The William Holden Foundation operates an animal orphanage, which, like the Raptor Center in Sitka, takes in animals and rehabilitates them to go back into the wild. Well not all of them. For a while someone bread zebras with horses to create a strong pack animal suited for Africa. The animals, like mules, do not breed, and the cross was not that successful, so the last of these animals, now very old, is also resident at the orphanage. There are three circles. The inner circle has animals that need treatment, are pregnant or young. The second ring has larger fenced fields to help habituate the animals to living in the wild. The third area is a thousand acre habitat, the third step before the animals are released into Mt. Kenya National Park. Like the raptor center there are animals that cannot be released and are used for training and there is a training program for wildlife students. The orphanage is not completely safe. Leopards can get into all but the inner ring, which is shy newborns are kept there for a while. Leopards are not the only predator that gets in. The orphanage’s two rhinos were shot by poachers for their horns. When the poachers tried to cross the fence an alarm went off and the poachers never got the rhino horn, but the rhinos were just as dead.

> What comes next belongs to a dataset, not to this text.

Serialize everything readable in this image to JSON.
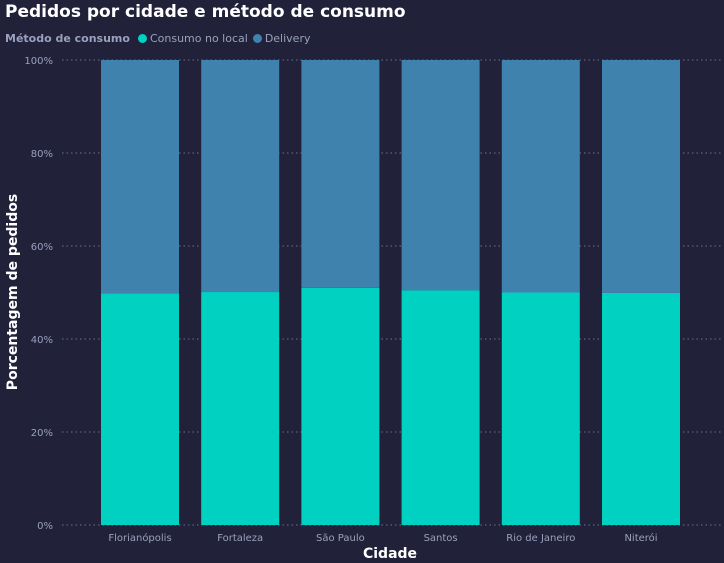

Which is why, at the third animal rescue center we visited, which breeds rhinos to reintroduce to Kenya (The number has gone from the tens of thousands to under 500) trims the horns off its rhinos. They are no longer appealing to poachers. Clipping Rhino horn is not a job I would want. My cats are bad enough. The warden says that the horns are like fingernails and will grow back. There is some talk, I am not sure how serious, of legalizing the rhino horn trade and underselling the poachers with horn harvested from this and similar centers. The warden was happy yesterday, when we were there. They had a newborn Rhino that morning, and some of the other rhinos, returned to Africa from zoos in Europe, were copulating. In fact the warden pulled out his cell phone and happily showed us a video of humping rhinos. (The fact that the black Rhino copulates for about an hour is the source of the myth that rhino horn is the organic Viagra.)
So we spent some time at these centers, but more exploring the Ol Pejta Conservatory and Mt. Kenya National Park, where last evening at dusk, we saw an albino zebra. Still no Lion, although we saw leopard tracks.
The afternoon rain is slowing. The Kikuyu dancers are warming up with their “Jambo Bwana” (Welcome Boss) song to greet the new arrivals, some conference of development workers no doubt, so I will put down my computer and go look for some Baboons or Colibus Monkey, They are within walking distance.